Ruh bir nûrânî kanundur, vücûd-u hâricî giymiş bir nâmustur. Şuûru başına takmış. Bu mevcûd ruh, şu ma‘kūl kanuna olmuş iki kardeş, iki yoldaş. Sâbit ve hem dâim fıtrî kanunlar gibi, ruh dahi hem âlem-i emir, hem irâde vasfından gelir. Kudret vücûd-u hissî giydirir, şuûru başına takar. Bir seyyâle-i latîfeyi o cevhere sadef eder. Eğer envâ‘daki kanunlara kudret-i Hâlık vücûd-u hâricî giydirirse, her biri bir ruh olur. Ger vücûdu ruh çıkarsa, başından şuûru indirirse, yine lâyemût kanun olur.
Lemaatta son derece önemli konuyu içeren bir bölümdür. Açıklamasına geçmeden önce anlamayı kolaylaştıracak bir kısım ıstılahların bilinmesi gerekmektedir.
Vücud-u Hâricî/Vücud-u Hissî: İlahi ilimde bulunan varlığın mahiyetine veya suretlerine, ilahi kudretin vücud vermesi anlamına gelmektedir.

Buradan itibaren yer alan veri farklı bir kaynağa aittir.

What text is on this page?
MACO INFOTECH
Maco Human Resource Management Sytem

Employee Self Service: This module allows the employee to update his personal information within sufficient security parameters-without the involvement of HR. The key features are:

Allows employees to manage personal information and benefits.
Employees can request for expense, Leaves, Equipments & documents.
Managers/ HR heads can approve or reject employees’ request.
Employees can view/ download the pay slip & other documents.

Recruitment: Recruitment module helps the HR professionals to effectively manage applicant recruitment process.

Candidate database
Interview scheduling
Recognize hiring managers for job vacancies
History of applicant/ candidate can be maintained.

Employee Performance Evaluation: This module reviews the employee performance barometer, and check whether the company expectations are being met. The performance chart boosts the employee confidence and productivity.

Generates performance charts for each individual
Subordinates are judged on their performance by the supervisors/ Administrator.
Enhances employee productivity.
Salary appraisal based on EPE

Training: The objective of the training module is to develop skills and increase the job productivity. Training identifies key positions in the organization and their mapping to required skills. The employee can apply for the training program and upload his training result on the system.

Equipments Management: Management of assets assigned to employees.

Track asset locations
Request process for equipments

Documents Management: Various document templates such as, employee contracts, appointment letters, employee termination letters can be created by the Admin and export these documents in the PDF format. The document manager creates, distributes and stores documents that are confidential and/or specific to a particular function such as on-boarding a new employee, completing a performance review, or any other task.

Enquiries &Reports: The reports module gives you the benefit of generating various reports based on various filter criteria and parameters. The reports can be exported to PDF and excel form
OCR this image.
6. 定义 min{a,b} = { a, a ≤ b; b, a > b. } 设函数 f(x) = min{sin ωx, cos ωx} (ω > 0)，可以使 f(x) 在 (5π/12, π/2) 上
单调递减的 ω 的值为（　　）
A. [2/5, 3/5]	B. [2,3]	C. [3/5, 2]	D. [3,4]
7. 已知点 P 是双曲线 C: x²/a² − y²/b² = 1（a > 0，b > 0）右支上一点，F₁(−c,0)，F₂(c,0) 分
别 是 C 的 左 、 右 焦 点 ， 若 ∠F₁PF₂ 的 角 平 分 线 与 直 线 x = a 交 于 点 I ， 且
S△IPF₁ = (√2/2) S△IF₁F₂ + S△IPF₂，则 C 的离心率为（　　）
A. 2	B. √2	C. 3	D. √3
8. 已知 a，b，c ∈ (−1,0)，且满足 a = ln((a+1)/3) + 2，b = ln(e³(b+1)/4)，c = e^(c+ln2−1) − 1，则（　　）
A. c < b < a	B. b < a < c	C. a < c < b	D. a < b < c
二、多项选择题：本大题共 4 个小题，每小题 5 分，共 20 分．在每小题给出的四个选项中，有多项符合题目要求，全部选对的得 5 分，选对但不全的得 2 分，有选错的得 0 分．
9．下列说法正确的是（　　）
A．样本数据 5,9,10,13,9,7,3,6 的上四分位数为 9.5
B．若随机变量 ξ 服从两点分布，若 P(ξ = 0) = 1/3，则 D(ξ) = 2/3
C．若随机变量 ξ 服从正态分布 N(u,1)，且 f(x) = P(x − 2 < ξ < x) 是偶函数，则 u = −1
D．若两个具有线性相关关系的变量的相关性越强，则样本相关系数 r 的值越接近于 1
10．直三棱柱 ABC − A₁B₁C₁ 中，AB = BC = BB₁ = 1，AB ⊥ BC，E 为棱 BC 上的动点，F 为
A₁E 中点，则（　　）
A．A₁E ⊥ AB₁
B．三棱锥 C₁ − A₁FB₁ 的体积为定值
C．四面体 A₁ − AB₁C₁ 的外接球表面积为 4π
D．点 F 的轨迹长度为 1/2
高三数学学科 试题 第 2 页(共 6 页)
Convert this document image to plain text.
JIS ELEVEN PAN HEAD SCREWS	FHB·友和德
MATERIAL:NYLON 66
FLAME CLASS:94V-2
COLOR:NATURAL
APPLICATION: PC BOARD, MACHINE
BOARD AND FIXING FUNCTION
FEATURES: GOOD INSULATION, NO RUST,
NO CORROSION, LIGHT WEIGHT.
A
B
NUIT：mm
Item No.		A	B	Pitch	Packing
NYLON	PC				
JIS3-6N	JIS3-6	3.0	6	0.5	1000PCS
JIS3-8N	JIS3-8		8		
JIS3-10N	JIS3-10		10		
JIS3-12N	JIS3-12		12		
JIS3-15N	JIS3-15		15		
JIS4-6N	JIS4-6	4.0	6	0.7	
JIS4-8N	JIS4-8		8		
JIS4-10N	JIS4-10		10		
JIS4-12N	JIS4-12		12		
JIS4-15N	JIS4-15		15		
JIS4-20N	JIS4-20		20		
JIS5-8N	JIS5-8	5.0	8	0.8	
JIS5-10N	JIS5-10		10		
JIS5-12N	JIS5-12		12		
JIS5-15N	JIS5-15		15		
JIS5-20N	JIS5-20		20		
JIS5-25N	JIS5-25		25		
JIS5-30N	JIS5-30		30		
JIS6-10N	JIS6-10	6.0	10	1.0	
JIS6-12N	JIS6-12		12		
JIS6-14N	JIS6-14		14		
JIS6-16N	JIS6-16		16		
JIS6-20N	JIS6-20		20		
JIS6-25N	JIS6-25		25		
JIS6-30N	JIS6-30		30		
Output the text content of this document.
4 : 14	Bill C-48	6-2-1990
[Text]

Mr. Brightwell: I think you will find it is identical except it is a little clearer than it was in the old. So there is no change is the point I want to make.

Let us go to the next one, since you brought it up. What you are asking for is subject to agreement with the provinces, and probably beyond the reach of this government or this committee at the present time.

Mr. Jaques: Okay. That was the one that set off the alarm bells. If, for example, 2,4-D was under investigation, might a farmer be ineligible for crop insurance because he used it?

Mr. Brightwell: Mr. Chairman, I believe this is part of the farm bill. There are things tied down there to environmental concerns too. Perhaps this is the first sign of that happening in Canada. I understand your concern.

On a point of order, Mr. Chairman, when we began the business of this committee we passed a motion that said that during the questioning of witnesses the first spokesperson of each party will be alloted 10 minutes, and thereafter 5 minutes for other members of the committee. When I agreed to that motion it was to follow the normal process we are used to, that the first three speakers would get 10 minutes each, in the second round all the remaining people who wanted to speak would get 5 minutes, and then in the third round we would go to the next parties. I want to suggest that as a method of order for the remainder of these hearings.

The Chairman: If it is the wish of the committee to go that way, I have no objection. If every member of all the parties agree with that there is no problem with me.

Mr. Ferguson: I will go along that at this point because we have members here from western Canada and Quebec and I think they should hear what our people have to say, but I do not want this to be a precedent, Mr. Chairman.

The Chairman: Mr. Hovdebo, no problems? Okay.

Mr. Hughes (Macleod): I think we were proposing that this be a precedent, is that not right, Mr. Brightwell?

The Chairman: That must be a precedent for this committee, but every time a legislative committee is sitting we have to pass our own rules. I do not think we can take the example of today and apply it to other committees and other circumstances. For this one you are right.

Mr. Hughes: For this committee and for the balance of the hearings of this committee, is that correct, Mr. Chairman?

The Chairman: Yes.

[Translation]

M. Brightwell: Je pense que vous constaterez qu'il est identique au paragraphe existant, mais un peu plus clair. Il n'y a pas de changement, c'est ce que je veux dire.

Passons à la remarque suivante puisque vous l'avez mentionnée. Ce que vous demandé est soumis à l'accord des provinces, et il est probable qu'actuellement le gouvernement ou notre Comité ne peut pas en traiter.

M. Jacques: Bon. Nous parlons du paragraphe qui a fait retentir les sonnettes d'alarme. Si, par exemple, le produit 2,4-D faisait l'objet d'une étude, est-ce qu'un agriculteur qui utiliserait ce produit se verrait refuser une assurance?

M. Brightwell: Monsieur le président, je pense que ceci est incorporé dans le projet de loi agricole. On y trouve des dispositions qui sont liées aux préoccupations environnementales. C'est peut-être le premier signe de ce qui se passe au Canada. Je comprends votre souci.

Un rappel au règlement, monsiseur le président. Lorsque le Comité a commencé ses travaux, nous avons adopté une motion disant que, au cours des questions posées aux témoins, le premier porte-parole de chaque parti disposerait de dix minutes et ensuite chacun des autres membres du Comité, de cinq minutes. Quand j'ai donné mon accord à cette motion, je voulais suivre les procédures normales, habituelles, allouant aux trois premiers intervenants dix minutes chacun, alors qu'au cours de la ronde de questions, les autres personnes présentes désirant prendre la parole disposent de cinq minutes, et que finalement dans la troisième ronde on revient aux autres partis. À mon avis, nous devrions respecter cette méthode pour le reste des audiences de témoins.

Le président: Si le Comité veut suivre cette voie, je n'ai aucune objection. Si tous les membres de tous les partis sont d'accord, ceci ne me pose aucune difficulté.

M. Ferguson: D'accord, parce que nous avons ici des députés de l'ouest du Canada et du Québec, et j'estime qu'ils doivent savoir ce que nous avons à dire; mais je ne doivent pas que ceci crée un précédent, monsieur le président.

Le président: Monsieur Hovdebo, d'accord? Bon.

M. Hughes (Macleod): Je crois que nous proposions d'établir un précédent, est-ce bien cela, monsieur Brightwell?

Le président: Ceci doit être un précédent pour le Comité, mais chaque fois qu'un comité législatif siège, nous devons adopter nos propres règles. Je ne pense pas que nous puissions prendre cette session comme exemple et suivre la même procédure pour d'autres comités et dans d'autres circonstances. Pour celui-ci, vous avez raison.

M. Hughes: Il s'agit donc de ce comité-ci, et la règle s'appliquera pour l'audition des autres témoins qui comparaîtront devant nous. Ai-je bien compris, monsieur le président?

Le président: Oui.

Vücuda kavuşan bu varlık, mana âleminden şehadet âlemine geçmektedir. Realitede olan varlık demektir. Bir başka şekilde anlatılacak olursa, eşyanın mahiyetlerinin bu âlemde kendine ait bir kimlikle belirmesine denmektedir.
Kanun: Her ferdi bağlayan genel kurallardır. Aynı zamanda Yüce Allah’ın irade ve ilim sıfatının ve emrinin bir tecellisi olan ve türlerde görünen genel kurallara denmektedir.
Namus: Sır, kanun, nizam ve Cebrail için kullanılmaktadır. Cebrail’e bu sıfatın verilmesi herkese değil yalnız peygamberlere geldiğinden dolayıdır. Irza, namus denmesi ise yalnız ailenin bilmesinden dolayıdır. Tabiat kanunlarına da namus denmesi ise herkesin değil erbabının bilmesinden dolayıdır. Yani kanundan sır olmak yönüyle ayrılmaktadır. Kanun için yapılan tarif, namus için de geçerlidir.
Âlem-i Emir: Emir âlemi demektir. Sebebe bağı olmaksızın Hak tarafından bir anda vücud bulan âlem demektir. Melekût âlemi bu âlemdendir.
Ruhun varlığını kabul eden âlimler, ruhun hakikati ve mahiyeti hakkında ihtilafa düşmüşlerdir. İslam felsefecileri ve kelamcılar bu konuda birçok farklı görüşler beyan etmişlerdir. Hatta el-Harputî, ruh hakkında bine yakın farklı görüşün olduğunu ifade etmektedir. Burada bu fikir ayrılıklarına girmeden Bediüzzaman Hazretlerinin ruh hakkındaki görüşünü açıklamaya gayret edeceğiz.
Üstad ruh için;
- Nurani bir kanun
- Haricî vücud giymiş bir namus
- Şuurlu
- İrade sıfatından ve emir âleminden gelmiş bir hakikat olduğunu ifade etmektedir.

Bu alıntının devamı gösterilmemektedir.